Professor Tian Lihui from Nankai University pointed out that the insurance industry is standing at a potential starting point for the “Davis Double Play” [1]:
- Liability Side Improvement: The “Uniform Reporting and Execution” policy curbs price competition, and the growth path for new business value is clear
- Asset Side Flexibility: Risk factors for equity investment have been reduced, and the function of insurance capital as “patient capital” has been activated
| Scenario | Intrinsic Value (CNY) | Comparison with Current Price |
|---|---|---|
| Conservative Assumption | ¥35.17 | -20.2% |
| Base Case Assumption | ¥40.99 | -7.0% |
Optimistic Assumption |
¥110.23 |
+150.0% |
Probability-Weighted Valuation |
¥62.13 |
+40.9% |
| Indicator | CPIC’s Performance | Industry Comparison |
|---|---|---|
| ROE | 18.68% | Higher than industry average |
| Comprehensive Solvency Ratio | 215.00% | Adequate |
| New Business Value Growth Rate | +31.2% (comparable basis) | Leading |
| Investment Yield | 1.80% | Above-average |
- Reduction in risk factors for insurance companies’ equity investments
- Extension of assessment cycles to activate the long-term investment function of insurance capital
- Establishment of a dynamic adjustment mechanism for guaranteed interest rates
The scale of insurance capital invested in stocks has reached CNY 3.07 trillion, accounting for 8.81%, hitting a new high in recent years [3]. 70% of insurance investment officers expect to increase the proportion of equity allocation in 2026 [4].

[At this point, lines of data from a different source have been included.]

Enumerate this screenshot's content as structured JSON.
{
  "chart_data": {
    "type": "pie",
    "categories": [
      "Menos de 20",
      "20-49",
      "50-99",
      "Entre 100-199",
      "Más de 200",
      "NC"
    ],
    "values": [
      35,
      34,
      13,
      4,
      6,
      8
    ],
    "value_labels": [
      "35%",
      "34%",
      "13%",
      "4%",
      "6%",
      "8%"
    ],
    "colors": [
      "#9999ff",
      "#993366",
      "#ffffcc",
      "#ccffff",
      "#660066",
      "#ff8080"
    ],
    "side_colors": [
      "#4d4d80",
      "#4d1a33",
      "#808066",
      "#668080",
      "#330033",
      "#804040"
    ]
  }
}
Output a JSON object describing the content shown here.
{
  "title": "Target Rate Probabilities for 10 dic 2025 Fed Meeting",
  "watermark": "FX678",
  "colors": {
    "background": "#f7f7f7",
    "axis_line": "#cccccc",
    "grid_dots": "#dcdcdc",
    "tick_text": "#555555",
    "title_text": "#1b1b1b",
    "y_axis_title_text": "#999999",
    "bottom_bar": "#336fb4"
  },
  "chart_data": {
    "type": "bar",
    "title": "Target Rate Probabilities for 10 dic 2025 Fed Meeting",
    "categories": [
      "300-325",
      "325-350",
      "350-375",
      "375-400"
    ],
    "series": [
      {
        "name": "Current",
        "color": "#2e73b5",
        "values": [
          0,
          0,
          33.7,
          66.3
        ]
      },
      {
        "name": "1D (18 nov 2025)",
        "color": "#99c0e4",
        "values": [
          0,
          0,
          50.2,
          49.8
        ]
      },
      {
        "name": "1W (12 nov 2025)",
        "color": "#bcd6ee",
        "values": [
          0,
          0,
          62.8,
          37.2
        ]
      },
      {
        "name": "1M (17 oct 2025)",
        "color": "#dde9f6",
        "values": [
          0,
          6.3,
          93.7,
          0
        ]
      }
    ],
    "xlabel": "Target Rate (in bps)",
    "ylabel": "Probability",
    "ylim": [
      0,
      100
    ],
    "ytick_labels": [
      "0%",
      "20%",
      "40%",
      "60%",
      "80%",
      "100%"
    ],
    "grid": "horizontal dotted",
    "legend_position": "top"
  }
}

The insurance sector exhibits the characteristic of “both offense and defense” among financial sub-sectors, with both defensive properties and upward elasticity, and a relatively prominent risk-return ratio [1].
- Continuous Interest Rate Decline: May exacerbate interest margin loss pressure
- Equity Market Volatility: Affects the performance of total investment returns
- Policy Execution Risk: Inadequate implementation of the “Uniform Reporting and Execution” policy may trigger compliance risks
- Economic Recovery Falling Short of Expectations: Impacts household insurance consumption capacity
CPIC Life’s 8.1% premium growth rate is sustainable supported by the high growth of the bancassurance channel, optimized product structure, and household savings shift, but impacts from the interest rate environment and policy changes need attention.
Currently, valuation is at a historical low; combined with fundamental improvements and policy catalysts, the valuation repair space is substantial.
| Time Horizon | Assessment |
|---|---|
| Short-Term (1-3 months) | Volatile upward trend, accumulate positions on dips |
| Medium-Term (6-12 months) | Valuation repair, bullish |
| Long-Term | Industry leader, prominent allocation value |
- Monthly Premium Data: Verify the sustainability of growth momentum
- New Business Value: Measure the degree of business quality improvement
- Investment Yield: Pay attention to improvement signals on the asset side
- Policy Trends: Track changes in regulatory policies
- Upside Potential: P/EV repairs to 8-10x, corresponding to a stock price of CNY 50-60
- Downside Risk: If interest rates continue to decline below 2%, P/E may drop to 6x
- Risk-Return Ratio: 2:1, with prominent allocation value on dips
[1] Jiemian News - CPIC Hits an Intraday All-Time High, Can Insurance Stocks Continue Their Uptrend in 2026?
[2] 21st Century Business Herald - 58 Life Insurance Companies Earn CNY 176.3 Billion in H1, Led by China Life, Ping An, and CPIC
[3] Eastmoney Securities Research Report - Insurance Industry H1 2025 Review and Future Outlook
[4] Sina Finance - 90% of Investment Officers Believe Stock Market Opportunities Outweigh Risks, Over Half Tend to Increase Equity Allocation
[5] Soochow Securities - Steady Progress in Securities Industry Mergers and Acquisitions; Insurance Industry Total Assets Exceed CNY 40 Trillion
[6] CPIC 2025 Semi-Annual Report
Insights are generated using AI models and historical data for informational purposes only. They do not constitute investment advice or recommendations. Past performance is not indicative of future results.
About us: Ginlix AI is the AI Investment Copilot powered by real data, bridging advanced AI with professional financial databases to provide verifiable, truth-based answers. Please use the chat box below to ask any financial question.